The use of artificial intelligence (AI) in pricing strategies is increasing across a range of industries, according to recent research by economists at the Federal Reserve Bank of Kansas City and the Federal Reserve Bank of San Francisco. The study examines how firms are adopting AI-enabled algorithms for setting prices, using data from public job postings as an indicator of AI pricing adoption.
Researchers analyzed job postings provided by Lightcast, identifying positions that require both AI skills and a focus on pricing. This approach builds on previous methods developed by Acemoglu and others in 2022, who classified jobs as AI-related if they included keywords such as “machine learning” or “neural networks.” To verify their measure, the researchers compared it with firms that publicly disclose their use of AI pricing technologies.
The findings show that between 2010 and 2024, the share of jobs focused on AI pricing increased more than tenfold in the United States. At the same time, overall employment in traditional pricing roles declined by more than one-third. The trend indicates a shift toward automated and algorithmic approaches to price setting within firms.
While growth in general AI-related jobs has been concentrated mainly within sectors like information technology—which includes companies such as Uber and Amazon—the rise in AI pricing jobs has been distributed more broadly across industries. Sectors with traditionally low levels of general AI adoption, including construction, transportation and warehousing, and arts and entertainment, have shown disproportionately higher increases in hiring for roles related to AI-driven price setting.
Larger firms appear to be leading this transition. Analysis linking firm size with adoption rates found that companies with higher sales volumes in 2010 were significantly more likely to implement AI-based pricing technologies over the following decade. The researchers suggest that large upfront costs associated with adopting new technology may limit access for smaller businesses but allow larger ones to benefit from economies of scale.

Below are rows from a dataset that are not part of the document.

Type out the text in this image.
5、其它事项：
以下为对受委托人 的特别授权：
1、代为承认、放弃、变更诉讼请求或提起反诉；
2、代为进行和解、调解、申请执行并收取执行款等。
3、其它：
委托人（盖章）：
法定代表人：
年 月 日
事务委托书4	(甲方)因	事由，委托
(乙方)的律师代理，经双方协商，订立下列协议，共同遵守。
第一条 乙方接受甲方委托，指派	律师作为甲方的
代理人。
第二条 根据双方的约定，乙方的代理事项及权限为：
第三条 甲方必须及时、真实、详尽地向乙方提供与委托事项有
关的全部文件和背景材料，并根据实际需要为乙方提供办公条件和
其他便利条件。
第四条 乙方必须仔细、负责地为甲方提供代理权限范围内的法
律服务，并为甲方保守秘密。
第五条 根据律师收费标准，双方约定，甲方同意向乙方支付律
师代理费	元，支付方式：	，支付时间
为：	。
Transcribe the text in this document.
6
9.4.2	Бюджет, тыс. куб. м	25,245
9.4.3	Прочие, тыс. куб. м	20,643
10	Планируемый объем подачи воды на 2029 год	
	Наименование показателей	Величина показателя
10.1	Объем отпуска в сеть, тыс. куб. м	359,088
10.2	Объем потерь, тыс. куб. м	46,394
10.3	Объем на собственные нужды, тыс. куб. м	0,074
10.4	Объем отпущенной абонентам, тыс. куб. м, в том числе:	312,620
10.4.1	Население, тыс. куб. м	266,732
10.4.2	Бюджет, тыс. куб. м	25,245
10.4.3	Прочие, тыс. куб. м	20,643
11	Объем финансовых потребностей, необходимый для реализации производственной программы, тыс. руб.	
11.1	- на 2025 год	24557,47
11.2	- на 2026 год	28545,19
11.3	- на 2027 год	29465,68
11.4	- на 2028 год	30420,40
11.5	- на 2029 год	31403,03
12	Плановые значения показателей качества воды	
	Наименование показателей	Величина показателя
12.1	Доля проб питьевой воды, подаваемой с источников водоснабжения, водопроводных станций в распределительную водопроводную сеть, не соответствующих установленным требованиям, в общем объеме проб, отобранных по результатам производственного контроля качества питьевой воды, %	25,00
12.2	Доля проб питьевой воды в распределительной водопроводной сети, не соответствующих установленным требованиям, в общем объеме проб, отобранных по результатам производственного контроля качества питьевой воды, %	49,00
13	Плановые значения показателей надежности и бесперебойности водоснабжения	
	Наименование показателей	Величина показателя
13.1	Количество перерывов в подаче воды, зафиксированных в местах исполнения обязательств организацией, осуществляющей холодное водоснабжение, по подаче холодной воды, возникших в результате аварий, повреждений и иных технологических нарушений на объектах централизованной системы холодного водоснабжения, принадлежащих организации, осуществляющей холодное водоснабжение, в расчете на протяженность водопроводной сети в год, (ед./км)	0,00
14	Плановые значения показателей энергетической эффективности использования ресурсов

The study also connects these hiring patterns to financial outcomes. Firms that increased their ratio of AI pricing jobs saw cumulative sales growth exceeding one percent during the sample period; they also experienced nearly three percent cumulative employment growth and modest increases in profit margins.
According to Jonathan Adams, senior economist at the Federal Reserve Bank of Kansas City; Sydney Miller, research associate at the same institution; and Zheng Liu, senior policy advisor at the Federal Reserve Bank of San Francisco: “We document that larger firms are more likely to adopt AI pricing and that firms that have adopted the technology have also grown larger and become more profitable.”
They add: “These patterns may be explained by the fixed costs of adoption, which discourage small firms from using the technology but allow large firms using AI pricing to reap the benefits of falling computation and data costs over time.”
The implications extend beyond firm profitability: “When firms use AI for price discrimination,” say Adams and colleagues, “it makes them larger and more profitable… This has implications for consumer welfare but also monetary policy: If firms are more sensitive to changes in demand, they may be more responsive to monetary tightening and easing.”
Among top adopters based on job postings are companies such as Deloitte, Johnson & Johnson, JPMorgan Chase, General Motors, and UnitedHealth.
The views expressed by Adams, Miller, and Liu do not necessarily reflect those of either Federal Reserve bank or the wider Federal Reserve System.